De acordo com o advogado do petista, o motorista foi seguido pela viatura por cerca de 40 minutos depois de deixá-lo em casa. Haddad afirmou que havia três fuzis visíveis dentro da viatura enquanto os agentes observavam o veículo. O motorista ficou abalado e procurou orientação jurídica sobre como proceder, informou a equipe do candidato.

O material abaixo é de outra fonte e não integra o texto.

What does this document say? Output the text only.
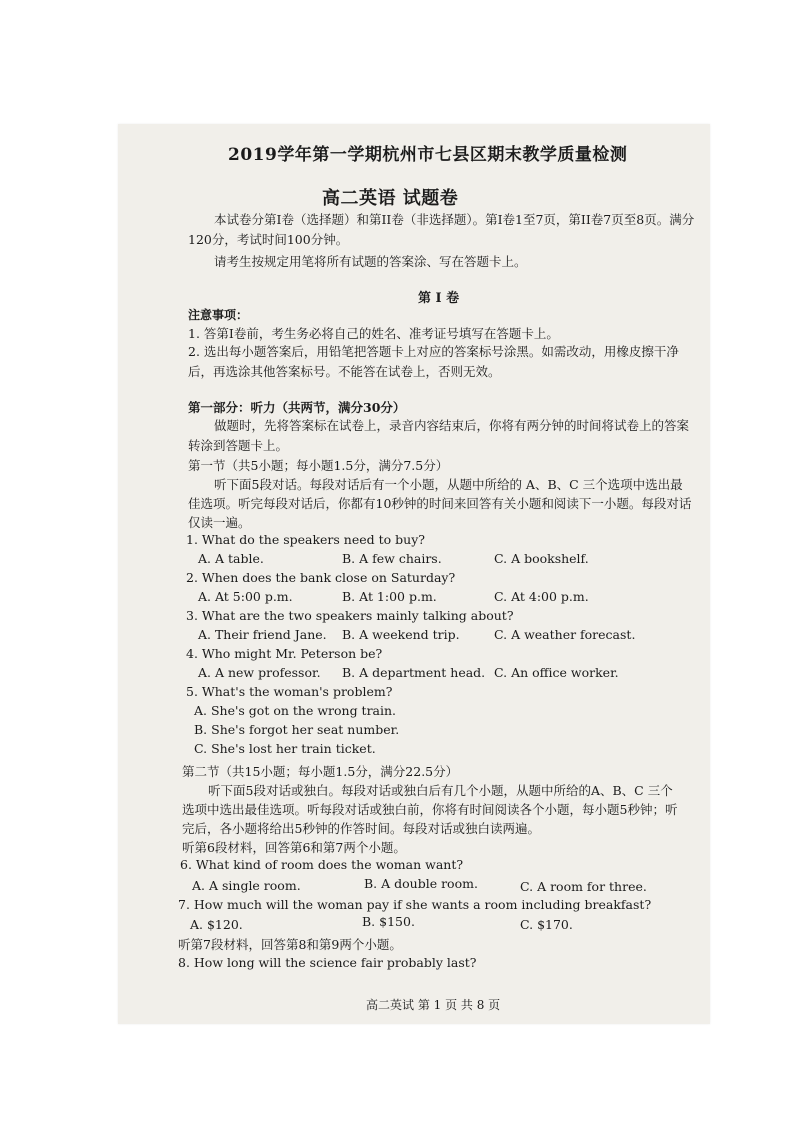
2019学年第一学期杭州市七县区期末教学质量检测
高二英语 试题卷
本试卷分第I卷（选择题）和第II卷（非选择题）。第I卷1至7页，第II卷7页至8页。满分
120分，考试时间100分钟。
请考生按规定用笔将所有试题的答案涂、写在答题卡上。
第 I 卷
注意事项：
1. 答第I卷前，考生务必将自己的姓名、准考证号填写在答题卡上。
2. 选出每小题答案后，用铅笔把答题卡上对应的答案标号涂黑。如需改动，用橡皮擦干净
后，再选涂其他答案标号。不能答在试卷上，否则无效。
第一部分：听力（共两节，满分30分）
做题时，先将答案标在试卷上，录音内容结束后，你将有两分钟的时间将试卷上的答案
转涂到答题卡上。
第一节（共5小题；每小题1.5分，满分7.5分）
听下面5段对话。每段对话后有一个小题，从题中所给的 A、B、C 三个选项中选出最
佳选项。听完每段对话后，你都有10秒钟的时间来回答有关小题和阅读下一小题。每段对话
仅读一遍。
1. What do the speakers need to buy?
A. A table.	B. A few chairs.	C. A bookshelf.
2. When does the bank close on Saturday?
A. At 5:00 p.m.	B. At 1:00 p.m.	C. At 4:00 p.m.
3. What are the two speakers mainly talking about?
A. Their friend Jane. B. A weekend trip.	C. A weather forecast.
4. Who might Mr. Peterson be?
A. A new professor. B. A department head. C. An office worker.
5. What's the woman's problem?
A. She's got on the wrong train.
B. She's forgot her seat number.
C. She's lost her train ticket.
第二节（共15小题；每小题1.5分，满分22.5分）
听下面5段对话或独白。每段对话或独白后有几个小题，从题中所给的A、B、C 三个
选项中选出最佳选项。听每段对话或独白前，你将有时间阅读各个小题，每小题5秒钟；听
完后，各小题将给出5秒钟的作答时间。每段对话或独白读两遍。
听第6段材料，回答第6和第7两个小题。
6. What kind of room does the woman want?
A. A single room.	B. A double room.	C. A room for three.
7. How much will the woman pay if she wants a room including breakfast?
A. $120.	B. $150.	C. $170.
听第7段材料，回答第8和第9两个小题。
8. How long will the science fair probably last?
高二英试 第 1 页 共 8 页
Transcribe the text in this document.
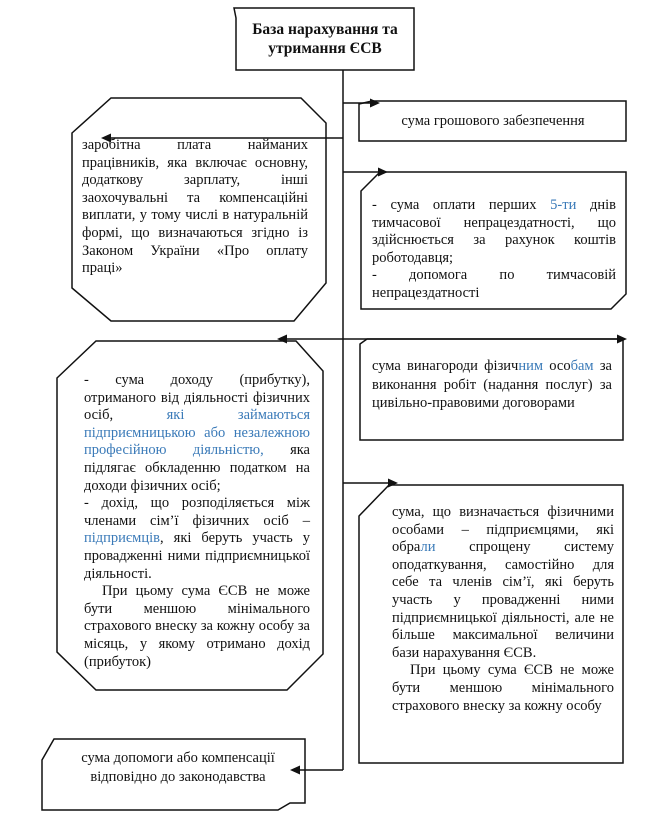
База нарахування та утримання ЄСВ
сума грошового забезпечення
заробітна плата найманих працівників, яка включає основну, додаткову зарплату, інші заохочувальні та компенсаційні виплати, у тому числі в натуральній формі, що визначаються згідно із Законом України «Про оплату праці»

- сума оплати перших 5-ти днів тимчасової непрацездатності, що здійснюється за рахунок коштів роботодавця;

- допомога по тимчасовій непрацездатності

сума винагороди фізичним особам за виконання робіт (надання послуг) за цивільно-правовими договорами

- сума доходу (прибутку), отриманого від діяльності фізичних осіб, які займаються підприємницькою або незалежною професійною діяльністю, яка підлягає обкладенню податком на доходи фізичних осіб;

- дохід, що розподіляється між членами сім’ї фізичних осіб – підприємців, які беруть участь у провадженні ними підприємницької діяльності.

При цьому сума ЄСВ не може бути меншою мінімального страхового внеску за кожну особу за місяць, у якому отримано дохід (прибуток)

сума, що визначається фізичними особами – підприємцями, які обрали спрощену систему оподаткування, самостійно для себе та членів сім’ї, які беруть участь у провадженні ними підприємницької діяльності, але не більше максимальної величини бази нарахування ЄСВ.

При цьому сума ЄСВ не може бути меншою мінімального страхового внеску за кожну особу

сума допомоги або компенсації відповідно до законодавства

Haddad disse que levará o caso ao governo de São Paulo e às autoridades responsáveis pela segurança pública para buscar esclarecimentos. Embora tenha evitado atribuir, de imediato, motivação política ao episódio — admitindo a possibilidade de confusão ou erro de identificação — o candidato justificou a divulgação pública como forma de preservar provas e facilitar uma eventual investigação.
O episódio tem potencial impacto político: expõe tensão entre uma candidatura de oposição e a atuação policial nas ruas e acende alerta sobre práticas operacionais da PM. Exige-se apuração célere e transparente por parte do comando da corporação e da gestão estadual para evitar desgaste institucional e responder a dúvidas legítimas sobre segurança, proporcionalidade e respeito a direitos durante ações policiais.